Molti altri dettagli, tuttavia, sembrano messi lì esclusivamente per ricordare che la messa è finita: la brutale liquidazione di Alfred (Michael Caine), le inquadrature studiate a tavolino e prive di qualsiasi slancio emotivo, la fretta di ritrarre, motivare e completare i profili dei personaggi… Tutti elementi che, più che correre verso la conclusione, pare addirittura la rincorrano.

Alla numerosa schiera s’aggiunge una pecca tutta Made in Italy: il doppiaggio. Non si vuole criticare, com’è solito, l’esistenza stessa del doppiaggio, ma gli organi che si occupano di ciò dovrebbero tenere conto di un sostantivo noto a tutti come “Professione”: fare il doppiatore è un lavoro, guadagnato con l’esperienza e una certa attitudine al mestiere. Filippo Timi non è un doppiatore e sentire la sua voce incollata sul possente corpo di Bane, è come sentire frasi di vendetta urlate dal profondo grigio del cestello di una lavatrice Whirlpool.

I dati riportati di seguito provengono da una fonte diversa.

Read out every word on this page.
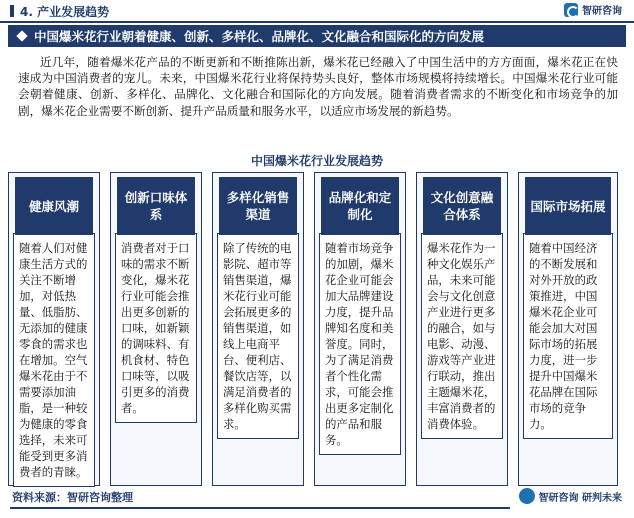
4. 产业发展趋势	智研咨询
中国爆米花行业朝着健康、创新、多样化、品牌化、文化融合和国际化的方向发展
近几年，随着爆米花产品的不断更新和不断推陈出新，爆米花已经融入了中国生活中的方方面面，爆米花正在快速成为中国消费者的宠儿。未来，中国爆米花行业将保持势头良好，整体市场规模将持续增长。中国爆米花行业可能会朝着健康、创新、多样化、品牌化、文化融合和国际化的方向发展。随着消费者需求的不断变化和市场竞争的加剧，爆米花企业需要不断创新、提升产品质量和服务水平，以适应市场发展的新趋势。
中国爆米花行业发展趋势
随着人们对健康生活方式的关注不断增加，对低热量、低脂肪、无添加的健康零食的需求也在增加。空气爆米花由于不需要添加油脂，是一种较为健康的零食选择，未来可能受到更多消费者的青睐。
健康风潮
消费者对于口味的需求不断变化，爆米花行业可能会推出更多创新的口味，如新颖的调味料、有机食材、特色口味等，以吸引更多的消费者。
创新口味体系
除了传统的电影院、超市等销售渠道，爆米花行业可能会拓展更多的销售渠道，如线上电商平台、便利店、餐饮店等，以满足消费者的多样化购买需求。
多样化销售渠道
随着市场竞争的加剧，爆米花企业可能会加大品牌建设力度，提升品牌知名度和美誉度。同时，为了满足消费者个性化需求，可能会推出更多定制化的产品和服务。
品牌化和定制化
爆米花作为一种文化娱乐产品，未来可能会与文化创意产业进行更多的融合，如与电影、动漫、游戏等产业进行联动，推出主题爆米花，丰富消费者的消费体验。
文化创意融合体系
随着中国经济的不断发展和对外开放的政策推进，中国爆米花企业可能会加大对国际市场的拓展力度，进一步提升中国爆米花品牌在国际市场的竞争力。
国际市场拓展
资料来源：智研咨询整理	智研咨询 研判未来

Accompagnati dalla tragedia Timi, la quale trova giustizia solo nei meme, lo spettatore è guidato dall’ottima performance di Tom Hardy, nei panni del villain di turno (interpretato  letteralmente con gli occhi) e il chissà-chi-è John Blake, alias Joseph Gordon-Levitt.

La Gotham di Nolan arriva dunque a reggersi sulle colonne recitative dei numerosi eccelsi interpreti, ognuno dei quali ha uno stile di ripresa personale che rende il tutto non prevedibile, bensì calca con fastidio il background d’ogni personaggio, spiegati con toppe e “movimenti” di seconda mano. Su di loro si regge la sceneggiatura, ma impotenti eseguono solo le battute loro date, che non sempre possono fare da riempitivo per dei buchi grandi quanto la prigione/pozzo infernale in cui viene o è stato gettato qualcuno di tanto in tanto.

Giunge così alla fine il Batman di Nolan, con le sue sorprese e le sue meraviglie, partito senza troppo entusiasmo, sviluppatosi tra le stelle e caduto poi infine nell’eccesso alla ricerca di una Vittoria mancata.

Il Cavaliere Oscuro, il ritorno (traduzioni corrette, queste sconosciute) casca giù di qualche piano rispetto al suo maestoso – nella qualità e non nella quantità – predecessore, ma nel suo genere, in mezzo ai suo fratelli blockbuster e comic-movie, spinge la trilogia verso le vette dell’arte cinematografica. Diciamo che dopo aver volato in alto senza troppi vuoti d’aria ci si aspettava un atterraggio migliore.